Customer journey refers to the customer’s experience with a brand throughout their relationship. Customer journey analytics help businesses understand and predict customer journey in order to improve their experience. In Gartner customer experience innovation survey (2019), customer journey analytics were cited as top customer analytics by 47%. Yet, it remains difficult to detect the moments customers change their mind. Process mining allows businesses to tackle this challenge by discovering and visualizing processes in the customer journey.
In this article, we provide the ways process mining improves customer journey analytics, its benefits, use cases and challenges.
Improve customer journey mapping
Customer journey map is an overall view of this journey based on the customer’s point of view. The map is generated by extracting data from any IT system that customer data is integrated into (e.g. CRM, ticket systems, application databases, log files, audit tables, excel docs). Process mining leverages the event logs of these systems to understand the points where employees and customers interact. These insights enable users to track customer journey processes, parties involved in these processes, and challenges faced within these workflows.
For example, a business wants to understand customer journey by analyzing the visits to their website. The data they use includes:
Click-throughs (where they’re clicking from to reach their website)
The customer navigation of the application process
The customer calls to the Sales department on process
Type of contacting support (Chat, phone, email and contact form)
Customer’s back-and-forth between these contact supports
Time of customer’s set up of their portal
Sticking points in given process (e.g., subsequent calls to support)
Improve marketing strategies
Process mining provides insights driven from real-time data to marketing teams which enables the team to improve their marketing strategies. For example, Melon, an online music streaming service in South Korea, leveraged process mining to analyze new users journey who signed up through a free mobile instant messaging application (KakaoTalk). The company clustered new users considering the reasons why they signed up and their behavioral patterns. Such cluster information served for establishing a targeted marketing campaign to increase conversion rate for each segments.
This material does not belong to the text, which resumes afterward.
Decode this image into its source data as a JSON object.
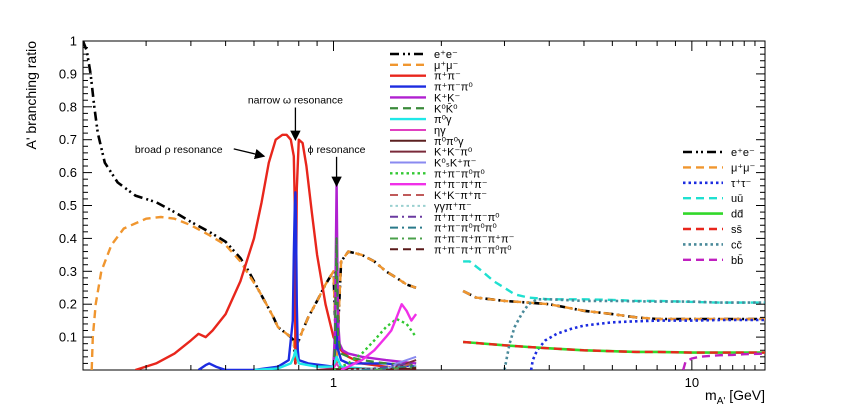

Enhance user experience in the website
Process mining can be useful to evaluate the user experience on a given website by detecting the most influencing pages (e.g. the pages that customers like or abandon). In a case study, researchers leverage process mining to measure how long it takes to complete purchase for customers, and understand which websites provide easy experience for the customers.
Facilitate website sign up
Many websites require signing up and logging in to allow users to benefit from their website. One example is job market sites where people look for jobs. However, users who scroll down and keep searching for job opportunities avoid entering their data. By leveraging process mining, companies can understand at which point the user decided to sign up or drop.
Analyze customer channels
Process mining provides insights on the channels (e.g. WhatsApp or calls) customers prefer the most or which channels lead to loss of customers. Also, process mining can help clarify customer journey paths that happen in multiple channels. For example, customers who purchase mortgage at banks get information from bank’s channels (e.g. customer service email or call) and online sources (e.g. social media, website). Banks can leverage process mining to analyze these multiple customer channels to compare whether the channel difference generate distinct outcomes.